Gutierrez, who was born in Andalusia, said Catalonia's separatist leaders are “guilty of dividing us, guilty of putting our pensions in danger, guilty of causing our banks to leave.”
That was a reference to the decision by Catalonia's two biggest banks to move their legal headquarters to other parts of Spain in recent weeks due to the political tension.
We are many
Municipal police said the crowd numbered about 300,000. Organisers said 1.3 million turned out and the central government's representative in Catalonia put the figure at one million.
“The streets don't belong just to the separatists,” said Alex Ramos, a doctor and the vice-president of Societat Civil Catalana, a group opposed to independence that organised the rally.
“Together” and “Catalonia is my land, Spain is my country” were among the signs on display at the rally.
“There can't be a Catalan republic,” said Oscar Torres, an 83-year-old pensioner.
Demands for independence have sparked Spain's biggest political crisis in decades. Catalans are divided over independence.
Although two million people voted in a banned independence referendum on October 1, “there are 7.5 million Catalans”, Torres said.
“We have to find a solution that can satisfy the ego of the secessionists as well as the ego of Spanish authorities.”

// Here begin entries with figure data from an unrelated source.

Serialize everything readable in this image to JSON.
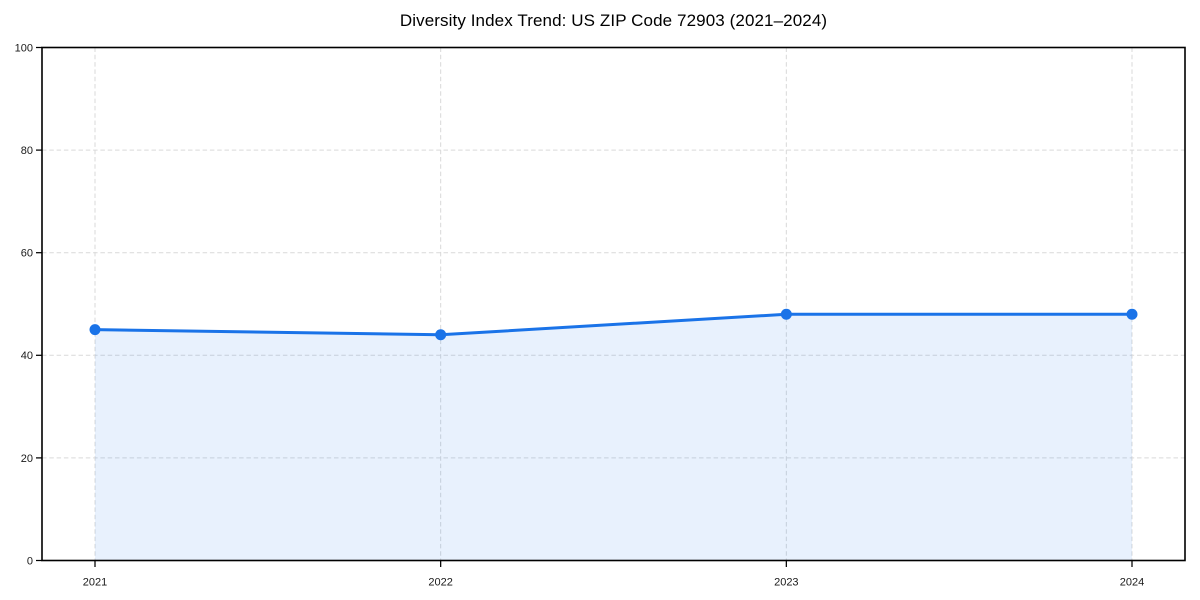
{
  "page": {
    "background": "#ffffff"
  },
  "chart_data": {
    "type": "line",
    "title": "Diversity Index Trend: US ZIP Code 72903 (2021–2024)",
    "categories": [
      "2021",
      "2022",
      "2023",
      "2024"
    ],
    "series": [
      {
        "name": "Diversity Index",
        "values": [
          45,
          44,
          48,
          48
        ]
      }
    ],
    "xlabel": "",
    "ylabel": "",
    "ylim": [
      0,
      100
    ],
    "yticks": [
      0,
      20,
      40,
      60,
      80,
      100
    ],
    "grid": "dashed",
    "legend": "none",
    "marker": "circle",
    "area_fill": true,
    "colors": {
      "line": "#1a73e8",
      "marker": "#1a73e8",
      "area": "rgba(26,115,232,0.10)",
      "grid": "#d9d9d9",
      "spine": "#000000",
      "tick_text": "#1a1a1a",
      "title_text": "#000000"
    }
  }
}
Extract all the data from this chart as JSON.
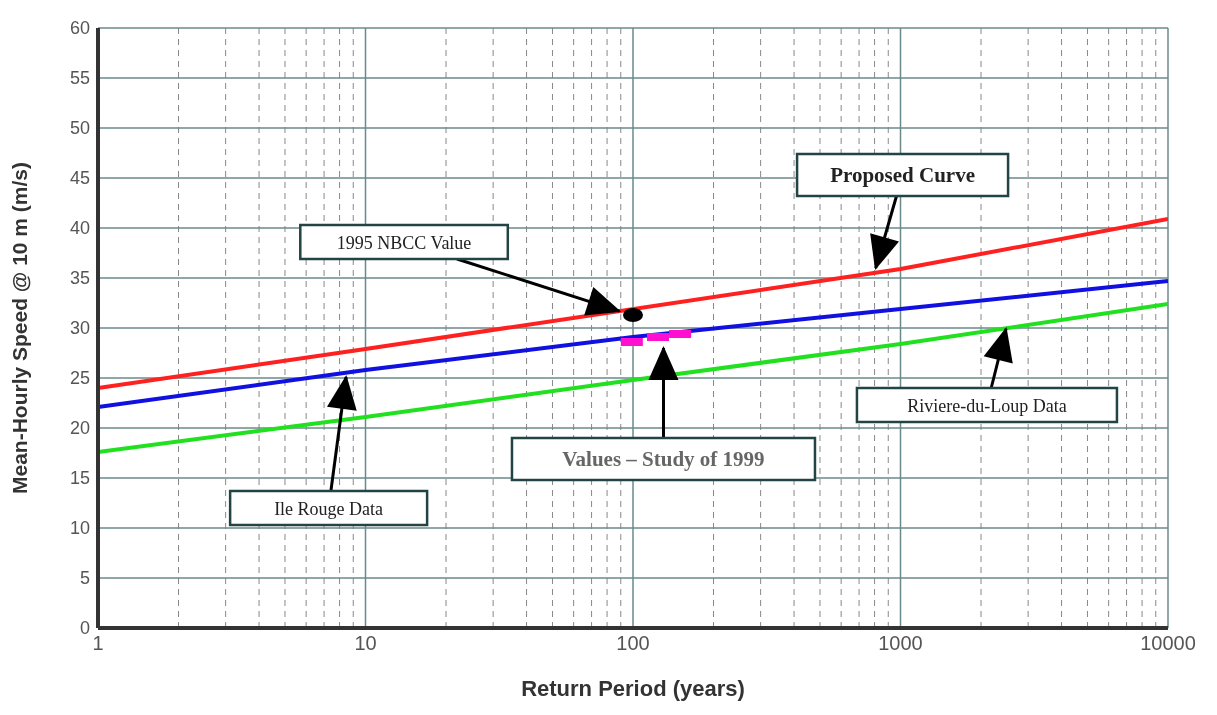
{
  "chart_data": {
    "type": "line",
    "xlabel": "Return Period (years)",
    "ylabel": "Mean-Hourly Speed @ 10 m (m/s)",
    "log": "x",
    "grid": true,
    "legend": false,
    "marker": "none",
    "line_style": "solid",
    "xlim": [
      1,
      10000
    ],
    "xticks": [
      1,
      10,
      100,
      1000,
      10000
    ],
    "ylim": [
      0,
      60
    ],
    "yticks": [
      0,
      5,
      10,
      15,
      20,
      25,
      30,
      35,
      40,
      45,
      50,
      55,
      60
    ],
    "series": [
      {
        "color": "#ff2020",
        "x": [
          1,
          10,
          1000,
          10000
        ],
        "values": [
          24.0,
          27.9,
          35.9,
          40.9
        ]
      },
      {
        "color": "#1010e0",
        "x": [
          1,
          10,
          100,
          1000,
          10000
        ],
        "values": [
          22.1,
          25.8,
          29.1,
          31.9,
          34.7
        ]
      },
      {
        "color": "#20e020",
        "x": [
          1,
          10,
          100,
          1000,
          10000
        ],
        "values": [
          17.6,
          21.1,
          24.8,
          28.4,
          32.4
        ]
      },
      {
        "type": "scatter",
        "marker": "square",
        "color": "#ff10d0",
        "x": [
          99,
          124,
          150
        ],
        "values": [
          28.6,
          29.1,
          29.4
        ]
      },
      {
        "type": "scatter",
        "marker": "circle",
        "color": "#000000",
        "x": [
          100
        ],
        "values": [
          31.3
        ]
      }
    ],
    "annotations": [
      {
        "text": "1995 NBCC Value",
        "x": 91,
        "y": 31.6
      },
      {
        "text": "Proposed Curve",
        "x": 800,
        "y": 35.6
      },
      {
        "text": "Ile Rouge Data",
        "x": 8.5,
        "y": 25.5
      },
      {
        "text": "Values – Study of 1999",
        "x": 130,
        "y": 28.4
      },
      {
        "text": "Riviere-du-Loup Data",
        "x": 2500,
        "y": 30.3
      }
    ]
  }
}
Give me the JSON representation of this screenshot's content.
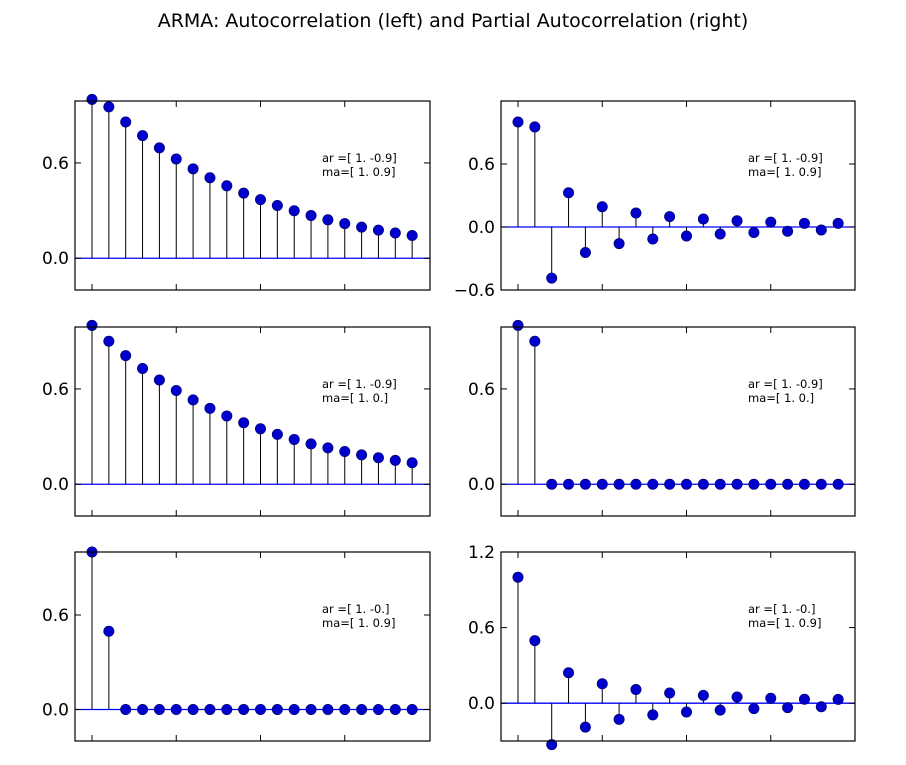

The separatists “are very well organised, visible”, he added. But he insisted those who want Catalonia to remain a part of Spain are “much more numerous”.
The crowd cheered and applauded a national police helicopter whenever it flew low overhead, unlike at separatist rallies where it is jeered.
The separatists “can't change the course of history like that, illegally. We are not going to let ourselves be dominated,” said Jose Cosano, a 34-year-old nurse.
“They call us 'fascists' because we carry the Spanish flag… we have lost friends because we could not have a normal conversation, it would lead to a confrontation,” he added.
Many in the crowd called for Catalan leader Carles Puigdemont to be jailed. Spain's public prosecutor's office will file rebellion charges against Puigdemont this week, a spokesman for the office said Friday.
“The separatists took democracy like a blank cheque to do whatever they wanted,” said Santiago Cortes Perez, 72, who used to run a plastering firm.
He was born in Andalusia but brought to Catalonia by his parents when he was six months old.
He said he voted for Prime Minister Mariano Rajoy's conservative Popular Party (PP) in the last general election in 2016. But he is aware that the party is not very popular in Catalonia because it is seen as a “reference” for supporters of former dictator General Francisco Franco. That 1939-75 regime repressed Catalan language and culture.
“It must be said that the PP did not concern itself enough with Catalonia,” said Perez. “Order is needed, but also tenderness.”